Moscow: Russia cemented control over neighbouring Georgia's rebel Abkhazia region on Monday with a "strategic partnership" deal that the Georgian government said amounts to annexation.
President Vladimir Putin signed the "alliance and strategic partnership" agreement which formalises Russian dominance of the tiny separatist region's foreign policy, armed forces and economy, as well as placing Russian guards on the border with the rest of Georgia.
The signature "is a step towards a de facto annexation of the Abkhazia region by the Russian Federation" and a "violation of the principles of Georgia's territorial integrity and international law," Georgian Foreign Minister Tamar Beruchashvili told journalists.
"The Georgian government condemns the illegal step."

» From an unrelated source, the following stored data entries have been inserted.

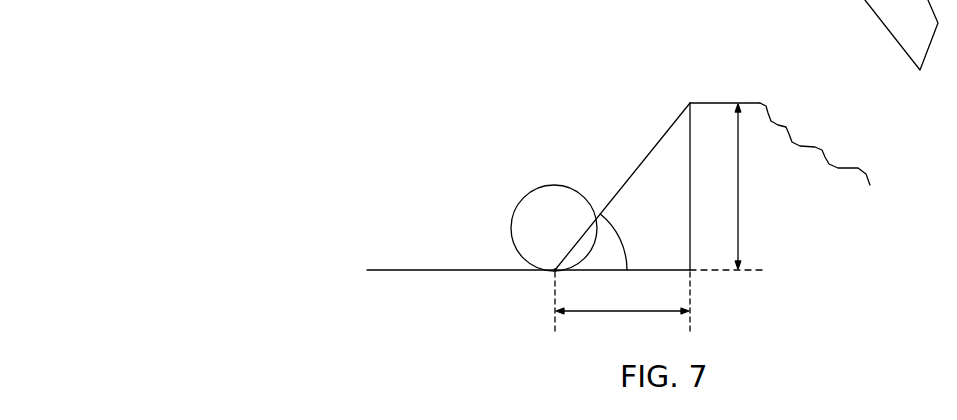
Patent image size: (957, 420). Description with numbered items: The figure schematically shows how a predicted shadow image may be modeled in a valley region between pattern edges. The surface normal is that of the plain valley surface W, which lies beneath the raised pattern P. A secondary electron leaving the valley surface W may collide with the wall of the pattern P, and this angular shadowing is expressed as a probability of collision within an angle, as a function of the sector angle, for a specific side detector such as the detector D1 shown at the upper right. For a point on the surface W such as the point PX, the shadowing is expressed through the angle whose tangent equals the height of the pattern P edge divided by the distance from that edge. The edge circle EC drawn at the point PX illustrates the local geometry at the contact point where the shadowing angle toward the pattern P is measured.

The valley surface W is at (428, 260).
The pattern P is at (720, 91).
The edge circle of tool EC is at (515, 194).
The contact point PX is at (545, 276).
The detector D1 is at (901, 35).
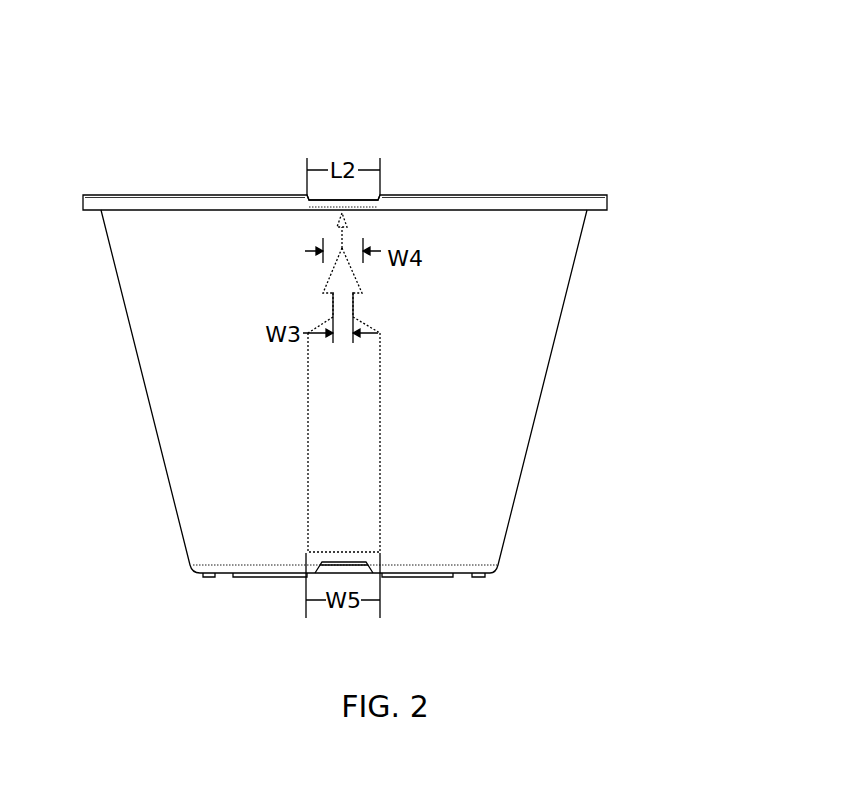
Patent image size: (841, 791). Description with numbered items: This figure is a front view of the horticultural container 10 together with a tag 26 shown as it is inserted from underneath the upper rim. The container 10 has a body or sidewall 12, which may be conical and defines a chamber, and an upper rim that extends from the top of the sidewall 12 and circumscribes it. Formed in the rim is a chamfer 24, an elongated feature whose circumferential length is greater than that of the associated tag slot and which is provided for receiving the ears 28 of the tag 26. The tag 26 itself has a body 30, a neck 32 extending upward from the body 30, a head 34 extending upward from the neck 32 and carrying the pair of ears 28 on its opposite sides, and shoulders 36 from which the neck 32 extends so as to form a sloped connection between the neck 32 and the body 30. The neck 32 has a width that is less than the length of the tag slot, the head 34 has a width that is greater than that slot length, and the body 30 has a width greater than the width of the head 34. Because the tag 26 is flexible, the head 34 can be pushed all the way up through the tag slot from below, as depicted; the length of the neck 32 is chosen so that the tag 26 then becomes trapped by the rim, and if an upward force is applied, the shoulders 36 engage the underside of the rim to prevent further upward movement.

The horticultural container 10 is at (677, 116).
The sidewall 12 is at (535, 400).
The chamfer 24 is at (372, 199).
The tag 26 is at (344, 382).
The ears 28 is at (330, 293).
The body 30 is at (318, 467).
The neck 32 is at (356, 305).
The head 34 is at (340, 278).
The shoulders 36 is at (377, 332).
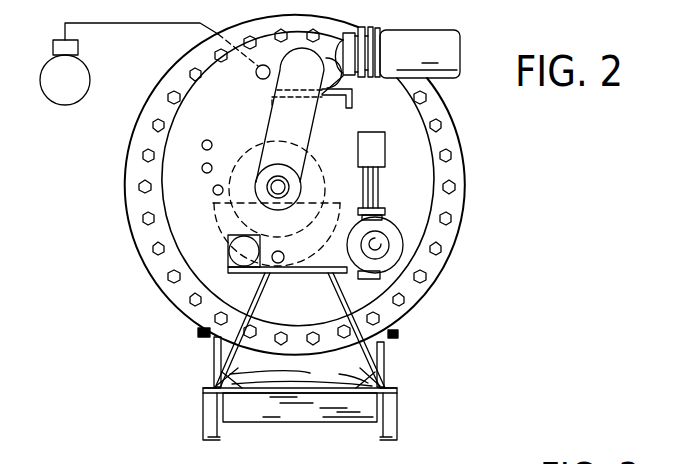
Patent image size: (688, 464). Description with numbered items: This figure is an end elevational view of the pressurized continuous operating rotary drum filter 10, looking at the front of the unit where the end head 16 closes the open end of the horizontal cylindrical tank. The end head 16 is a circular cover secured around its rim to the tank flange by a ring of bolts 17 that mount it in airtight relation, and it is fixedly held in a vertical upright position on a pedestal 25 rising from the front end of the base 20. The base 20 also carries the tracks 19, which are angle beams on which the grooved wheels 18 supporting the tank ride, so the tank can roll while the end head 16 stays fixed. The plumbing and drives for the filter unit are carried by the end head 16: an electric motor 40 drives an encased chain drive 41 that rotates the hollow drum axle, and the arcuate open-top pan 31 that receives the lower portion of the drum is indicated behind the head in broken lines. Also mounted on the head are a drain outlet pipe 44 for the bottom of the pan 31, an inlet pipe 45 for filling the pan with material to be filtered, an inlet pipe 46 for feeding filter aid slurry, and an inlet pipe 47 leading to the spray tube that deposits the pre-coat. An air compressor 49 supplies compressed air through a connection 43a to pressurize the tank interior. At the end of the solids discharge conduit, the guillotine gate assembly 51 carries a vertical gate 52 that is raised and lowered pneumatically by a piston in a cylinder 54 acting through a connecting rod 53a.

The pressurized continuous operating rotary drum filter 10 is at (460, 135).
The end head 16 is at (433, 200).
The bolts 17 is at (438, 121).
The wheels 18 is at (282, 375).
The tracks 19 is at (340, 390).
The base 20 is at (339, 422).
The pedestal 25 is at (380, 328).
The pan 31 is at (218, 214).
The electric motor 40 is at (428, 30).
The encased chain drive 41 is at (313, 155).
The cable connection 43a is at (263, 65).
The drain outlet pipe 44 is at (282, 263).
The inlet pipe 45 is at (207, 140).
The inlet pipe 46 is at (204, 163).
The inlet pipe 47 is at (213, 189).
The air compressor 49 is at (76, 84).
The guillotine gate assembly 51 is at (363, 277).
The gate 52 is at (380, 240).
The connecting rod 53a is at (372, 192).
The cylinder 54 is at (372, 132).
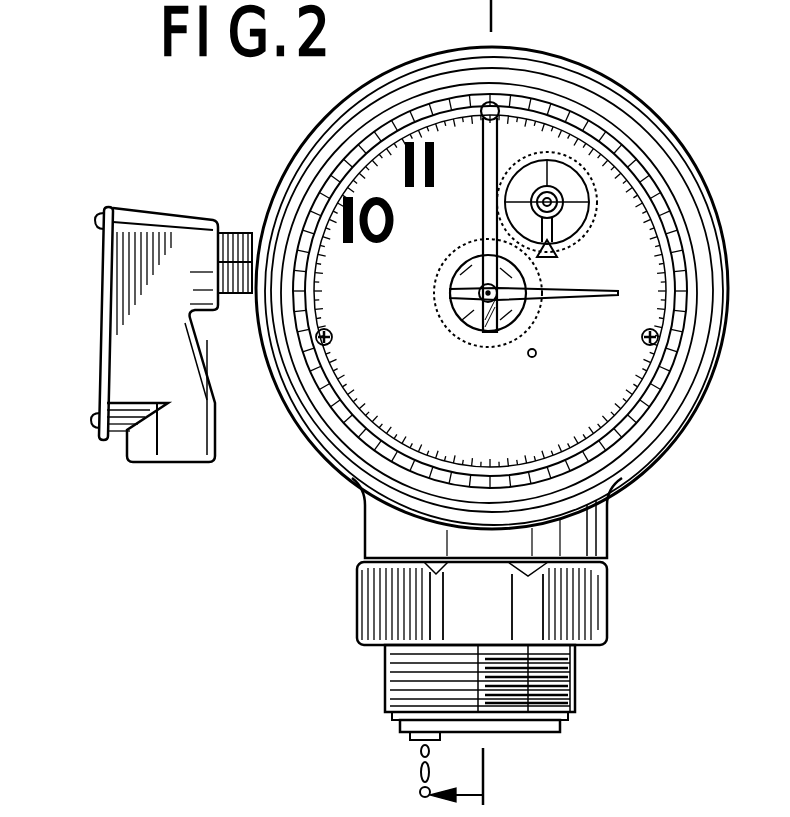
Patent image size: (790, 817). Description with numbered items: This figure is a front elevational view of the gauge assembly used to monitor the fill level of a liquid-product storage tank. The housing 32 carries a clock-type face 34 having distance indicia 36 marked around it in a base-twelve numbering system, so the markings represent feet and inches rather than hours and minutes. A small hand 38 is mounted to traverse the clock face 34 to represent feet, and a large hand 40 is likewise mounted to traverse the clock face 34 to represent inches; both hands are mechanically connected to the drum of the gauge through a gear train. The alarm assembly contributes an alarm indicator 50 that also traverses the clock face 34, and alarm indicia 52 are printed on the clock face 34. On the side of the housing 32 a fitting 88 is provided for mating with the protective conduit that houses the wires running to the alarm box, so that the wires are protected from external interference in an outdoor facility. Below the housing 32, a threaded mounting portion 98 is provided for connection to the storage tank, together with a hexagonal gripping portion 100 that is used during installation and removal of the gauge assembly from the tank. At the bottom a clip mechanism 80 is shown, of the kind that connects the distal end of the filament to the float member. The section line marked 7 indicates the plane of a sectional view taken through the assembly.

The section line 7- 7 is at (460, 402).
The housing 32 is at (496, 288).
The clock face 34 is at (662, 247).
The distance indicia 36 is at (396, 357).
The small hand 38 is at (578, 300).
The large hand 40 is at (483, 181).
The alarm indicator 50 is at (571, 251).
The alarm indicia 52 is at (537, 150).
The clip mechanism 80 is at (418, 773).
The fitting 88 is at (105, 333).
The threaded mounting portion 98 is at (575, 678).
The hexagonal gripping portion 100 is at (583, 610).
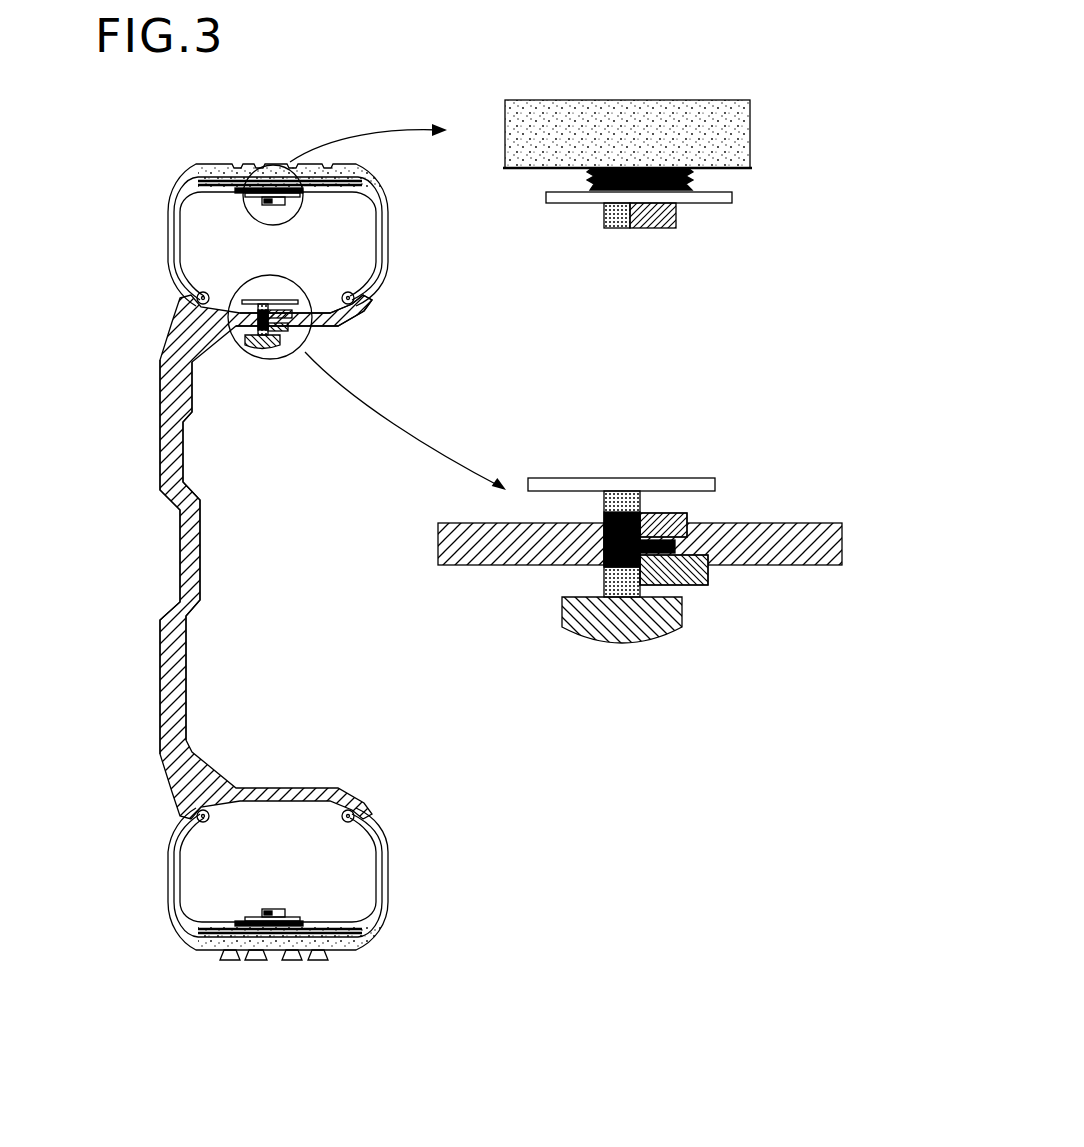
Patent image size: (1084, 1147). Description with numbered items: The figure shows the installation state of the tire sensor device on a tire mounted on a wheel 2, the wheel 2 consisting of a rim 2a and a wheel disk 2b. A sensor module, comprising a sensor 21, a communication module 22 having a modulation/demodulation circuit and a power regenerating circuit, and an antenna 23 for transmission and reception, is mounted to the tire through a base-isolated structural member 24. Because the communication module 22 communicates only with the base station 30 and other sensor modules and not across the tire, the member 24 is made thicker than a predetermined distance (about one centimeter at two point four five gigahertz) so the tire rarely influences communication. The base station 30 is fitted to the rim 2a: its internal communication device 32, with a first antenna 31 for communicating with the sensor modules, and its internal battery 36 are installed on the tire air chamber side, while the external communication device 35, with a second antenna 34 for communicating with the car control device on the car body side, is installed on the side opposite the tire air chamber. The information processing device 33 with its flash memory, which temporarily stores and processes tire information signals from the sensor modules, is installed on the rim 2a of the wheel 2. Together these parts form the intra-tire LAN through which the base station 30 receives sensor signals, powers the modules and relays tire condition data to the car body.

The wheel 2 is at (160, 366).
The rim 2a is at (795, 540).
The wheel disk 2b is at (202, 511).
The sensor 21 is at (655, 228).
The communication module 22 is at (612, 228).
The antenna 23 is at (570, 197).
The base-isolated structural member 24 is at (660, 168).
The base station 30 is at (240, 303).
The first antenna 31 is at (665, 478).
The internal communication device 32 is at (600, 503).
The information processing device 33 is at (702, 578).
The second antenna 34 is at (605, 545).
The external communication device 35 is at (605, 586).
The internal battery 36 is at (681, 514).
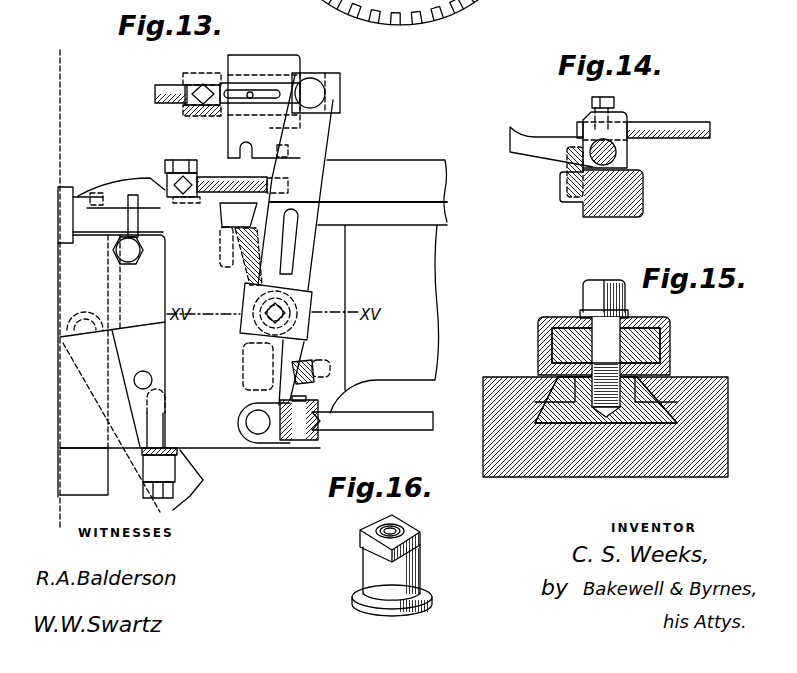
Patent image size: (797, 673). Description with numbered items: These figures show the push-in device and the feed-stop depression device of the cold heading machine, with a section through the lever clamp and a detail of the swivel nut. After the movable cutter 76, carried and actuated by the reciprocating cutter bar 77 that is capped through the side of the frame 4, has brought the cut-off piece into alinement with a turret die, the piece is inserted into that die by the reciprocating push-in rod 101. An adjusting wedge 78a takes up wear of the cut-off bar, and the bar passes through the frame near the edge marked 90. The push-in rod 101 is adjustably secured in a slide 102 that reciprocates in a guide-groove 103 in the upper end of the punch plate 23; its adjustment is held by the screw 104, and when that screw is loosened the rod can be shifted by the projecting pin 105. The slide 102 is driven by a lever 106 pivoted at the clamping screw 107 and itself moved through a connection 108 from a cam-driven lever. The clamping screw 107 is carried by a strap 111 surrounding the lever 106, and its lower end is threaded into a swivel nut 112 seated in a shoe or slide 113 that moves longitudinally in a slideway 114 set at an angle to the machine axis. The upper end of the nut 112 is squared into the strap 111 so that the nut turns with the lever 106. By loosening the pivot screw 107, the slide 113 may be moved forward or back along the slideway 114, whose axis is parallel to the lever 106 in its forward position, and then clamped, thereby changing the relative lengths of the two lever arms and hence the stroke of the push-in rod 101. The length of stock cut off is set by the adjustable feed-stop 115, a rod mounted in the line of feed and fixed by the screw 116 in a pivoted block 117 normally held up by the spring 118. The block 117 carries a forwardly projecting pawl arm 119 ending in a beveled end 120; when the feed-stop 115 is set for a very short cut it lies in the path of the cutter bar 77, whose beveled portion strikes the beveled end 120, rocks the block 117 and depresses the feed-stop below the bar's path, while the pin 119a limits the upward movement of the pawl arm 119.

In FIG. 15, the frame 4 is at (714, 457).
In FIG. 13, the punch plate 23 is at (280, 62).
In FIG. 13, the movable cutter 76 is at (64, 200).
In FIG. 13, the cutter bar 77 is at (84, 471).
In FIG. 13, the adjusting wedge 78a is at (163, 512).
In FIG. 13, the frame edge 90 is at (200, 478).
In FIG. 13, the push-in rod 101 is at (157, 92).
In FIG. 13, the slide 102 is at (318, 82).
In FIG. 13, the guide-groove 103 is at (252, 128).
In FIG. 13, the screw 104 is at (200, 84).
In FIG. 13, the projecting pin 105 is at (251, 90).
In FIG. 13, the lever 106 is at (318, 156).
In FIG. 15, the lever 106 is at (652, 336).
In FIG. 13, the clamping screw 107 is at (283, 306).
In FIG. 15, the clamping screw 107 is at (610, 340).
In FIG. 13, the connection 108 is at (386, 420).
In FIG. 13, the strap 111 is at (296, 333).
In FIG. 15, the strap 111 is at (543, 343).
In FIG. 15, the swivel nut 112 is at (586, 425).
In FIG. 16, the swivel nut 112 is at (423, 548).
In FIG. 13, the shoe or slide 113 is at (302, 355).
In FIG. 15, the shoe or slide 113 is at (658, 420).
In FIG. 13, the slideway 114 is at (250, 268).
In FIG. 15, the slideway 114 is at (672, 405).
In FIG. 13, the adjustable feed-stop 115 is at (163, 180).
In FIG. 14, the adjustable feed-stop 115 is at (646, 130).
In FIG. 13, the screw 116 is at (182, 183).
In FIG. 14, the screw 116 is at (609, 108).
In FIG. 13, the pivoted block 117 is at (200, 180).
In FIG. 14, the pivoted block 117 is at (620, 151).
In FIG. 14, the spring 118 is at (568, 169).
In FIG. 13, the pawl arm 119 is at (110, 200).
In FIG. 14, the pawl arm 119 is at (558, 136).
In FIG. 13, the pin or stop 119a is at (140, 218).
In FIG. 14, the beveled end 120 is at (518, 128).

More than 30,000 opposition supporters protested in Tbilisi this month against the planned deal, which comes amid a diplomatic firestorm over Russia's involvement in a separatist uprising in eastern Ukraine and annexation of Crimea last March.
Abkhaz opposition parties have also voiced fears that the agreement undermines their tiny would-be country's bid for real independence.
Some provisions of the agreement "may have undesirable consequences for the sovereignty" of Abkhazia, the Council of Abkhazia's Public Chamber said on Friday.
The deal that Putin signed after talks with Abkhaz President Raul Khajimba in the Black Sea resort of Sochi says Moscow and Sukhumi will unite armed forces and jointly guard Abkhazia's border with Georgia.
It also creates a shared law enforcement system and a common economic and customs space.
The agreement, which says it is prompted by "new global and regional challenges and threats," specifies that any attack against Abkhazia will be viewed as aggression against Russia, which will provide military aid.
Putin also said that Russia would give Abkhazia five billion rubles (USD 111 million) in 2015.
"We have set new tasks and long-range goals. They are backed up with serious financing," Putin said, quoted by Interfax news agency.
Abkhazia broke away from Georgia following a civil war in the 1990s. The war between Moscow-backed separatists and Tbilisi forced some 250,000 residents to flee their homes, most of them ethnic Georgians.